A HAMPSHIRE waste partnership has come under fire after it was revealed that most of the county’s waste paper and cardboard is being sent halfway round the world to be recycled.

The Gazette can reveal that 67 per cent of the county’s recycling was shipped 11,000 nautical miles across the world from Southampton to Guandong Province in China between April and June this year, instead of being recycled in the UK.

Environmental campaigners have slammed the scheme, calling it inappropriate, inefficient and harmful to the planet.

All of Hampshire’s councils, including Basingstoke and Deane Borough Council and Hampshire County Council, are part of a long-standing partnership – Project Integra – with waste disposal firm Veolia.

As part of the partnership, the waste disposal firm is responsible for looking after more than 700,000 tonnes of waste that is collected across Hampshire each year.

The materials, which includes paper, card, plastic and metals, are then segregated at two Material Recycling Facilities (MRFs) across Hampshire and are then marketed by Veolia to re-processors.

A spokesman for Hampshire County Council confirmed that between April and June this year, 67 per cent of the total recycled material – of which 13,500 tonnes was paper material – was exported to China.

Councillor Seán Woodward, chair of Project Integra, said: “The recent closure of a number of UK paper mills (notably UPM Shotton and Aylesford Newsprint) has resulted in a significant reduction in available UK paper processing capacity which has led to significant market fluctuation and instability.

“This has consequently resulted in a need for all local authorities to identify and secure alternative markets to continue to recycle this material.

“In order to ensure that Hampshire paper continues to be recycled, Veolia has sought alternative markets both in the UK and abroad. As a result, Hampshire paper is currently being processed in the UK as well as being exported to paper mills in China for recycling.”

He added that the project continues to work with Veolia UK to ensure the waste is recycled in the “most sustainable and cost effective way”.
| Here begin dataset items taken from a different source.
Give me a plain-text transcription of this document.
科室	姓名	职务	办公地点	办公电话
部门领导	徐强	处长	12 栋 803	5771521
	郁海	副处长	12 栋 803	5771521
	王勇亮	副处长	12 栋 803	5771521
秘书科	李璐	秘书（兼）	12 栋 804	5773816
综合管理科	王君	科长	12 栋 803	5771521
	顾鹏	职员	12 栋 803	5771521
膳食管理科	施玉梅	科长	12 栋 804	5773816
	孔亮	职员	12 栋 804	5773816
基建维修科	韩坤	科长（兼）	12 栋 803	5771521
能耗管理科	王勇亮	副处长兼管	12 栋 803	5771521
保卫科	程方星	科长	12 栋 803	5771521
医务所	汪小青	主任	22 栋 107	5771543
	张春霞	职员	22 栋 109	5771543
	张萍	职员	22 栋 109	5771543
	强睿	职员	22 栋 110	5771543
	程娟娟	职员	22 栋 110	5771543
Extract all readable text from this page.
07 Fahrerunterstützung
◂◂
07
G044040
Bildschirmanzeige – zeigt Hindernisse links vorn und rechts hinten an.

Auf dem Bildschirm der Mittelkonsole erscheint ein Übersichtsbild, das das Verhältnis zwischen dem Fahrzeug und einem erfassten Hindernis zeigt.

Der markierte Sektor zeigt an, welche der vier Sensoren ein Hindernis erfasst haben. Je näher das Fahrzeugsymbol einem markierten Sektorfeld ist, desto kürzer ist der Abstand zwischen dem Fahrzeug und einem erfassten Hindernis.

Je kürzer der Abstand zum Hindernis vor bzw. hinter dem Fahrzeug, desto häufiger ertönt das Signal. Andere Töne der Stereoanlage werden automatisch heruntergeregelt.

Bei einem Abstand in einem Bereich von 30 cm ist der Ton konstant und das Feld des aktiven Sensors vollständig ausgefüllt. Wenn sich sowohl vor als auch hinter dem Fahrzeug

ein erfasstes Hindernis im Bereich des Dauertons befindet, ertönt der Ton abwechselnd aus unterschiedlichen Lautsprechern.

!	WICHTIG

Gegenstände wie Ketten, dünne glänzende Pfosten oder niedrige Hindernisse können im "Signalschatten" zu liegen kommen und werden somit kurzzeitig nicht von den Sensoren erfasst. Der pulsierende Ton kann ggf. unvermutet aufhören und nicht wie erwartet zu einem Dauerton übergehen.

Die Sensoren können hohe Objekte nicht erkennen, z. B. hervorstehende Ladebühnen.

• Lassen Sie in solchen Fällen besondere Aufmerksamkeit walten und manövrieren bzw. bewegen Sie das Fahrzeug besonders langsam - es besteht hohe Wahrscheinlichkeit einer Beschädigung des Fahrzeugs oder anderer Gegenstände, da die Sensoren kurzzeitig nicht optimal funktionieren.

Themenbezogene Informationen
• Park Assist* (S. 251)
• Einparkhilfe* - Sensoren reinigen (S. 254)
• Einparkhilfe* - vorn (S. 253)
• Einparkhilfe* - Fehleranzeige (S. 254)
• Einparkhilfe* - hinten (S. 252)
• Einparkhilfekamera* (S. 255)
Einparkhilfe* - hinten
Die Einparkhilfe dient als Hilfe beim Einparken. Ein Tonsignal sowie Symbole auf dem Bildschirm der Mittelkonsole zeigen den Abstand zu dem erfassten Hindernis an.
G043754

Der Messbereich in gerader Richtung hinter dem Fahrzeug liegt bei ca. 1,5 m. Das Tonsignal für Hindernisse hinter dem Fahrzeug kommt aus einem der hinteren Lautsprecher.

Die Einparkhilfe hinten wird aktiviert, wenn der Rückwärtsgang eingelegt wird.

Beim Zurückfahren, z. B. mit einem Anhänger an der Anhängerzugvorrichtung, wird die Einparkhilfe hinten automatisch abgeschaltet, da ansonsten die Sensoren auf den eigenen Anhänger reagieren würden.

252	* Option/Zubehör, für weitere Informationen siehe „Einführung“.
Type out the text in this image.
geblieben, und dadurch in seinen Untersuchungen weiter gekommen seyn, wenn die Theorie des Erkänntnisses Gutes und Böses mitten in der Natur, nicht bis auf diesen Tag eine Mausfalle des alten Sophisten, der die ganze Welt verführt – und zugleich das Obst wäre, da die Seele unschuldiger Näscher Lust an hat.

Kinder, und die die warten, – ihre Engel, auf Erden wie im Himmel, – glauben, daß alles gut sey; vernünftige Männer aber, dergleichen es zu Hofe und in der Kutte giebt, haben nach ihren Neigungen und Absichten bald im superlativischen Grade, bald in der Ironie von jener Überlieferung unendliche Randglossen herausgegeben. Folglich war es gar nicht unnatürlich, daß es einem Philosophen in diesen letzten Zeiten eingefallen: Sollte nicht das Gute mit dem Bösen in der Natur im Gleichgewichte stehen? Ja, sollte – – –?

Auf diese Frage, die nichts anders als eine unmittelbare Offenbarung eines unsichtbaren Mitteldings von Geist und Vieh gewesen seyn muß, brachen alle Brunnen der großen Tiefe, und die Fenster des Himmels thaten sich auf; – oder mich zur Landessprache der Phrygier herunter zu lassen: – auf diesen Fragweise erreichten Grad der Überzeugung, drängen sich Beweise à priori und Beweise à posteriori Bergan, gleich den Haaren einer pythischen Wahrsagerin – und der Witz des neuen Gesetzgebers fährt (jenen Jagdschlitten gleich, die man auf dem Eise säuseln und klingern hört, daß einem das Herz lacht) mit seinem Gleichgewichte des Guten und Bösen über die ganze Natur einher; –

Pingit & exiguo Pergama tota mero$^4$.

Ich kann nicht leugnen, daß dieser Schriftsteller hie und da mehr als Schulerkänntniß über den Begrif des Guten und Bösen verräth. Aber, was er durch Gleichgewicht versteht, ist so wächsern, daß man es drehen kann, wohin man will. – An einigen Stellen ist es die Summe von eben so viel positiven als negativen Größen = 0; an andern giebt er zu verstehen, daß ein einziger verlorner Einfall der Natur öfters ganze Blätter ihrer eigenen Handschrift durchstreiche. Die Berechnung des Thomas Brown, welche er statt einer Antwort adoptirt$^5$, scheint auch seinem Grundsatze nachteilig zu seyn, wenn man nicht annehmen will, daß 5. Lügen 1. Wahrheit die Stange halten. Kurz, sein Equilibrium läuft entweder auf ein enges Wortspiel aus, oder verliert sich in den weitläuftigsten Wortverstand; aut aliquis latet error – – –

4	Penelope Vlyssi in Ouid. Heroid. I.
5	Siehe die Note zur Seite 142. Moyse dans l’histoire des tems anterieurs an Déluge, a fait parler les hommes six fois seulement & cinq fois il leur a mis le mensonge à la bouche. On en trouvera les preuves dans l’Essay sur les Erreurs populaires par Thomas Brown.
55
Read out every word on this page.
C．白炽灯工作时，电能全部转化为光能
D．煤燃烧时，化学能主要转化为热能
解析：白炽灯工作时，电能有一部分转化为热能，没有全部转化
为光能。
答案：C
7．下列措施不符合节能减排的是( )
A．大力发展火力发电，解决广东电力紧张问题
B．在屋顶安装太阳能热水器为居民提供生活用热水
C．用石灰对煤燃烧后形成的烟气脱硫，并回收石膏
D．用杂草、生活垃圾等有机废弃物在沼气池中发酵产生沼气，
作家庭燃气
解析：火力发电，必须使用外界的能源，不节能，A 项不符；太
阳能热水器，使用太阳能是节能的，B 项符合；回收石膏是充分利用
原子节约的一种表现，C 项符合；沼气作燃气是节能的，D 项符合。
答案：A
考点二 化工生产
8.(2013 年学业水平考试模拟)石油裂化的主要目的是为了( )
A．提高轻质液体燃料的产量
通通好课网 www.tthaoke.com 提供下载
The borough council’s environment chief, Cllr Hayley Eachus, said the county council arranges the recycling as part of the partnership and the borough council collects recyclable material from bins around Basingstoke and Deane. She said the borough council was aware the paper was going to China.

But Basingstoke environmental campaigner Martin Heath, who is the director of Basingstoke Energy Services Co-operative and co-founder of Basingstoke Transition Network, said the paper should be recycled locally to provide electricity.

He said: “The problem is we create far too much waste in Hampshire to start with, and we don’t recycle much of it and what we do recycle now gets shipped to China which is totally inappropriate behaviour.

“What is the point?

“This is not the way to run a modern economy, it is inefficient, inappropriate and it doesn’t do the planet much good either.”

According to the county council, exporting the paper to China does not cost Hampshire taxpayers any extra money and any revenue raised is shared around all of the councils and Veolia.

Basingstoke and Deane Borough Council pay £14,983 a year to be part of the Project Integra partnership.

Alan Stone, the leader of the Hampshire UKIP branch, said he had spoken to a paper mill in Kent which would be willing to recycle paper from Hampshire.

He said: “At a time when we are all told to reduce our carbon footprint, shipping the waste to China only increases it dramatically, despite adequate recycling facilities existing in the UK.”